Ireland and the UK are part of an increasingly integrated European market for electricity and gas. The move towards a single market for energy and the Energy Union brings benefits for all members such as increased security of supply at reduced cost. How Brexit will impact this integrated market and the associated arrangements and regulation is one of the uncertain aspects of the UK referendum decision.
The majority of EU law, environmental law and energy wholesale market regulation is made for countries that are in the middle of Europe, land-locked and that have a surfeit of transmission lines criss-crossing them. Ireland as an island has practically no interconnections, which places it in a unique and potentially difficult position.

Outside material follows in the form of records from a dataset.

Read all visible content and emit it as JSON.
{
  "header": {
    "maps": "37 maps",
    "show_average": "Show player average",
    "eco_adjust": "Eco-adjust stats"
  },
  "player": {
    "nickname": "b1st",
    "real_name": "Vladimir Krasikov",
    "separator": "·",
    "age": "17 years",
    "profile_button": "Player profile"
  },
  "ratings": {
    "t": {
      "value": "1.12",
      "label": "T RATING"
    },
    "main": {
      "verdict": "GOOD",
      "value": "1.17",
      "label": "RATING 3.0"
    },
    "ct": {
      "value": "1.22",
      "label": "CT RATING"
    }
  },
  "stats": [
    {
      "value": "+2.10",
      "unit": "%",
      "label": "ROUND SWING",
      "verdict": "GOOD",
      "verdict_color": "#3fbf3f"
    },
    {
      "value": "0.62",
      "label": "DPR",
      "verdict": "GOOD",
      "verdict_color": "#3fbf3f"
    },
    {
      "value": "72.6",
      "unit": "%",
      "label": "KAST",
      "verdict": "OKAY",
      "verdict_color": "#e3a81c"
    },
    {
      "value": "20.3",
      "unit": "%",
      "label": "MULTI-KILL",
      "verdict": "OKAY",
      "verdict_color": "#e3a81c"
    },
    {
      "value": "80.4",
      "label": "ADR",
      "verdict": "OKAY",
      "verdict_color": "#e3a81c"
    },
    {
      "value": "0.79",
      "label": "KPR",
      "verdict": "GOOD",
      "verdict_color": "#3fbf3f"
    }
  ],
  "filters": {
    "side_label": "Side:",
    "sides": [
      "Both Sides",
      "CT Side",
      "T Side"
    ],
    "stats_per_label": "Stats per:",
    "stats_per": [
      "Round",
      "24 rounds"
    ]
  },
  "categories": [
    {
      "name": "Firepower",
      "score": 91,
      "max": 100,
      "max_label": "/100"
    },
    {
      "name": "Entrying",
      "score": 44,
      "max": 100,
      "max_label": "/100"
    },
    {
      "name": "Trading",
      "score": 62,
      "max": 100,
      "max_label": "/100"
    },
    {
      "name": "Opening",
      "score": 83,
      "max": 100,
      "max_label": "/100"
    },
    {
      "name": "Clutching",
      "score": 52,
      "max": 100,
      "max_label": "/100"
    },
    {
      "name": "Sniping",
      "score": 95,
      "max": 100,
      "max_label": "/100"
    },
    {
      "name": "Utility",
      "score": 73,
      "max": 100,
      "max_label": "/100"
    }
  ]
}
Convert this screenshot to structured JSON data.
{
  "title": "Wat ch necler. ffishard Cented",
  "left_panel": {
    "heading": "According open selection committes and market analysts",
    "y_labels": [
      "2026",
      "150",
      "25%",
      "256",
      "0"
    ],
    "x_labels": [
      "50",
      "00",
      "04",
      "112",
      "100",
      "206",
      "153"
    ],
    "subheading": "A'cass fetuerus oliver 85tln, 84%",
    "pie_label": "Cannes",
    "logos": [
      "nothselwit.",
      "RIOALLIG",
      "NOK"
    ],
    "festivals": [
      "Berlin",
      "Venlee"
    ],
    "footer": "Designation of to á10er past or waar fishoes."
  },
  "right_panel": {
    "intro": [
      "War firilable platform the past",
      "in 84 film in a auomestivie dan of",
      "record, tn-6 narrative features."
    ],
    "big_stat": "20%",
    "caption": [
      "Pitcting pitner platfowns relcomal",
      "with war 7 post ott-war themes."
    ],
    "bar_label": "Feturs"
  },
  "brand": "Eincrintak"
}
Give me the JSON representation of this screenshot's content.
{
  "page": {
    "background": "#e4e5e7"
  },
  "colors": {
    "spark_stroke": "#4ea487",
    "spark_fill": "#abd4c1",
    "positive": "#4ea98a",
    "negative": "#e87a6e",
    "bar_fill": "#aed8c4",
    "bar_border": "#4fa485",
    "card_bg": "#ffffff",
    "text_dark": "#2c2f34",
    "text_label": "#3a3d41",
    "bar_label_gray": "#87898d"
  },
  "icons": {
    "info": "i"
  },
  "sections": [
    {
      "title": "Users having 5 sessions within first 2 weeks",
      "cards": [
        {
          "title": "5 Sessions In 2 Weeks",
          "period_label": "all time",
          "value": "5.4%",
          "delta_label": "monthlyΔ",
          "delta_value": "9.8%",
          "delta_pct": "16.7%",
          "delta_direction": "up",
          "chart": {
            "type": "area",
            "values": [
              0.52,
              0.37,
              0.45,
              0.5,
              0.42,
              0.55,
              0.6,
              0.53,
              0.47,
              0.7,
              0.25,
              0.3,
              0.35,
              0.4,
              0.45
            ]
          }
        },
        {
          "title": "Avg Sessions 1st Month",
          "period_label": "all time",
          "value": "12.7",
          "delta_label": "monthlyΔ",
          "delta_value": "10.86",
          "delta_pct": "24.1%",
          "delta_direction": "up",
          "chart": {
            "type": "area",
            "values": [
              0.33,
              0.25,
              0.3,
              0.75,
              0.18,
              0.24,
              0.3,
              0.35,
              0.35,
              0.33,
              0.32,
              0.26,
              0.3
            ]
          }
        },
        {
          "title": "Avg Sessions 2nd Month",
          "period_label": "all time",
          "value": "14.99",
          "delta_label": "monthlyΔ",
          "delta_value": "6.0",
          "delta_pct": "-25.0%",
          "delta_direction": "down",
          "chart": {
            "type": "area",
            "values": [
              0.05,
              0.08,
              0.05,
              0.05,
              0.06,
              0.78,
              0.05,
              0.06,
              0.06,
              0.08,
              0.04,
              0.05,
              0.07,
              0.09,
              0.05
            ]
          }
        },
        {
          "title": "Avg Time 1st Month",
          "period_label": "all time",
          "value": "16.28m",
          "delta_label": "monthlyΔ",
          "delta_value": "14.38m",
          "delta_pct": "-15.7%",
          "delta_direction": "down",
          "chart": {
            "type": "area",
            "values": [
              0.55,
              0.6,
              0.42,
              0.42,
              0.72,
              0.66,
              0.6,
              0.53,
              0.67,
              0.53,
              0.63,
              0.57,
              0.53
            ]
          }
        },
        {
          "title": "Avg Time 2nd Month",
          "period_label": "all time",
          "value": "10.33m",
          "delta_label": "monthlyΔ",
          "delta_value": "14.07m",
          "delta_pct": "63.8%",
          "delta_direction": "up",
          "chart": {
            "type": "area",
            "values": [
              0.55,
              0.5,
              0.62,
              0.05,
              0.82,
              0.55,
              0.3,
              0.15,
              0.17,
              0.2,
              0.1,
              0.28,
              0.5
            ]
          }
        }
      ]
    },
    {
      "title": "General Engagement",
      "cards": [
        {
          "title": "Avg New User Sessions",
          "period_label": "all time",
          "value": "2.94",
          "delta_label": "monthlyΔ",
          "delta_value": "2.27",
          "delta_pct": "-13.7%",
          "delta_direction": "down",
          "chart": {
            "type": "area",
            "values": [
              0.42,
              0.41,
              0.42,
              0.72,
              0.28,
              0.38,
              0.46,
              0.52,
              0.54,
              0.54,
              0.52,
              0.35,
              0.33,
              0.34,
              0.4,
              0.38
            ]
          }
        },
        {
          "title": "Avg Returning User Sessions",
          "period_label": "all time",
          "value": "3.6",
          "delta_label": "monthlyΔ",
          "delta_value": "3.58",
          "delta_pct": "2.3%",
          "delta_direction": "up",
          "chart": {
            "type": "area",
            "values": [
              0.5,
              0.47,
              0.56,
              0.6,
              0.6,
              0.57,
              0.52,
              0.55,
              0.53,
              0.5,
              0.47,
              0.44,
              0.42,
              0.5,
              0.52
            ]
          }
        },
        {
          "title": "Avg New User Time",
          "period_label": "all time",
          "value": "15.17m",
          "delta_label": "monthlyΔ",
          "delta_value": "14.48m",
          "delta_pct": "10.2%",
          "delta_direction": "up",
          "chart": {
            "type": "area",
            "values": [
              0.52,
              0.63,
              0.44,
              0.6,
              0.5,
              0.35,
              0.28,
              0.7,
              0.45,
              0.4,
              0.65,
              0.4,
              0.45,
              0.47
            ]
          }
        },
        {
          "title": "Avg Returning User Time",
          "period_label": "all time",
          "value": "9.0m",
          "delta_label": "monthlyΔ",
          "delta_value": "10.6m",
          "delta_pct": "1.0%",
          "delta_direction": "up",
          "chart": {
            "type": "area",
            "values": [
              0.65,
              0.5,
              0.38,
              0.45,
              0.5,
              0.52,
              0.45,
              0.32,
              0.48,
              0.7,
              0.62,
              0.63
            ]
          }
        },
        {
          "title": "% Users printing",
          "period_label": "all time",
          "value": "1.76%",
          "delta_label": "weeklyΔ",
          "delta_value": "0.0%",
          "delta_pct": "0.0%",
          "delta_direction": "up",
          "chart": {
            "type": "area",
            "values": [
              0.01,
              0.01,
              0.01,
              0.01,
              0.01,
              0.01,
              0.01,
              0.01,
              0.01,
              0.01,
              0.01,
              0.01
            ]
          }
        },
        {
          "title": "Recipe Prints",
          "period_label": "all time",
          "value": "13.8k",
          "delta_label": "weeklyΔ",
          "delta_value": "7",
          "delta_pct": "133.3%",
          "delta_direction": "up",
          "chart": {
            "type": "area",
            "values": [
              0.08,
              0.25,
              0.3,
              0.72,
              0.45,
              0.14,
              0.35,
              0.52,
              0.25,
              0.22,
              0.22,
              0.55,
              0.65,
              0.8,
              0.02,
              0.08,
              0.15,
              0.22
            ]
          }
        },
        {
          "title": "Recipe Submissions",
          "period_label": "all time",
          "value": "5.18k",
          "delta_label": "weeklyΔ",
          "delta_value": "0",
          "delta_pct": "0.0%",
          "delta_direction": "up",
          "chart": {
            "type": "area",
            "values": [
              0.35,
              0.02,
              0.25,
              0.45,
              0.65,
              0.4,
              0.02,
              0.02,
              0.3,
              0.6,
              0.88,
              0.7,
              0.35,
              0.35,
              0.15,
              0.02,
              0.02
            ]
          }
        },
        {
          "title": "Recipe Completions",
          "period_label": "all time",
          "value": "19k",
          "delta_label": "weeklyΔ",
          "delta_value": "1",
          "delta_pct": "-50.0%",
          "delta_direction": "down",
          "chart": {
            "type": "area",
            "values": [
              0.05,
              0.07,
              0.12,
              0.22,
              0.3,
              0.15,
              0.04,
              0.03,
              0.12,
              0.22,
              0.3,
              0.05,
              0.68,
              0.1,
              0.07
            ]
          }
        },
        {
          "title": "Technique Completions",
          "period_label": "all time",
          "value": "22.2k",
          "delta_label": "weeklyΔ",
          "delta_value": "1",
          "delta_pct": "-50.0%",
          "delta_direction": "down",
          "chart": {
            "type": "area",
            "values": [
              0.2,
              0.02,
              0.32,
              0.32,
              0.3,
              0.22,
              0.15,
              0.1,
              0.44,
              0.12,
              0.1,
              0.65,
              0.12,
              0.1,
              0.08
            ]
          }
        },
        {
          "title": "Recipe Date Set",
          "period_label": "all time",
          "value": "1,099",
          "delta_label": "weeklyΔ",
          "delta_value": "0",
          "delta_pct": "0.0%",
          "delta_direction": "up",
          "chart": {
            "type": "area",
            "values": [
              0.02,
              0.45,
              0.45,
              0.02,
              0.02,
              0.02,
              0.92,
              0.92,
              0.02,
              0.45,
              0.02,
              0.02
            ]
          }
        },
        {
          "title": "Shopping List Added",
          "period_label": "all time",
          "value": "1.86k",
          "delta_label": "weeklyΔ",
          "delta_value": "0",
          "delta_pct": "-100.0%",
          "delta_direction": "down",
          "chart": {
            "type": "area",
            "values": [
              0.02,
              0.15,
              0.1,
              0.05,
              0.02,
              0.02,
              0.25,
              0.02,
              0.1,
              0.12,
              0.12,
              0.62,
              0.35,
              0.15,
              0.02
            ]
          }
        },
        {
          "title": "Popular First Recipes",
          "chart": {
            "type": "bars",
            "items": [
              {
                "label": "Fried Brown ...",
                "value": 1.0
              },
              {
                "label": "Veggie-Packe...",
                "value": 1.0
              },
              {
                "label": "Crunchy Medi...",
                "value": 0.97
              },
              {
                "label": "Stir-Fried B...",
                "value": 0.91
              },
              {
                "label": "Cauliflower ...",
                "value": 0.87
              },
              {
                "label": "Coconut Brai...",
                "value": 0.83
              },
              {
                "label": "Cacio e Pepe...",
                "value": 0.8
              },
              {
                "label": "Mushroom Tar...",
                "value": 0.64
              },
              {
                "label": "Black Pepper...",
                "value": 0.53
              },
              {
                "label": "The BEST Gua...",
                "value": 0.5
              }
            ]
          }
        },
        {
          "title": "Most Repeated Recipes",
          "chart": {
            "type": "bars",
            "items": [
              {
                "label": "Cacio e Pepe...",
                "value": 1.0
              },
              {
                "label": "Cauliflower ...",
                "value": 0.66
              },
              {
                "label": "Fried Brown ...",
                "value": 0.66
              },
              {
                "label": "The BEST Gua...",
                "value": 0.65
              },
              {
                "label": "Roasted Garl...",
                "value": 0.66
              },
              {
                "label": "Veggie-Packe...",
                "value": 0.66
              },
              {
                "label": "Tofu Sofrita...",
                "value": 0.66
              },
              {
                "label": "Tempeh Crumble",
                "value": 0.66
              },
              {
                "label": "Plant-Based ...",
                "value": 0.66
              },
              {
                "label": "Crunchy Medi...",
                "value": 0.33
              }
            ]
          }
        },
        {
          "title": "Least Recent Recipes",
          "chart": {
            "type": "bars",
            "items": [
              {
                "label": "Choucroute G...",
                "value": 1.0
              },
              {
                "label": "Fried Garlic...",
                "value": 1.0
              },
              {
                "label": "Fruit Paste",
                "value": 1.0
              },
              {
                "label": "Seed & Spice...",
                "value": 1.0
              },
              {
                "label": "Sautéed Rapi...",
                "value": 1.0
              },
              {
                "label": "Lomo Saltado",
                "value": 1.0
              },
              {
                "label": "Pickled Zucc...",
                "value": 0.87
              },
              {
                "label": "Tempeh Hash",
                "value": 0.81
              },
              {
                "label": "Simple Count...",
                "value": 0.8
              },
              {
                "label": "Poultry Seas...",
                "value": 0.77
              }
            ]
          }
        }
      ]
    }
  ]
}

Current arrangements are unlikely to undergo changes in the short term, as this would require significant variation of UK legislation and policy. However, a significant portion of Ireland’s primary energy products are imported from the UK and therefore Brexit will potentially have large impacts on the energy sector in the longer term, so the approach required at the moment is to take stock of current positions and make robust plans for the future.
One concern would be the imposition of tariffs on the provision of energy products which would have a significant impact on the Irish economy. The likelihood of this taking place is, however, low. Norway, Switzerland and Russia are examples of non EU member states that are integral to the EU’s energy markets and do not face the imposition of tariffs. Funding of interconnectors with GB or Northern Ireland will be a challenge and there will be a greater focus on interconnection with countries such as France.
The risk to the Irish economy arises from the delayed or abandoned harmonisation of energy market arrangements. Ireland and Northern Ireland currently operate a single wholesale electricity market and voluntarily harmonised retail arrangements. Regulators are in the process of reforming the wholesale electricity market to fully conform to the EU Target Model. The reforms will facilitate more efficient trading with EU member states, allowing decarbonisation of the electricity system at reduced cost while maintaining security and continuity of supply.
In the immediate term, energy companies should review their hedging strategies in light of a probable continued weakening of Sterling.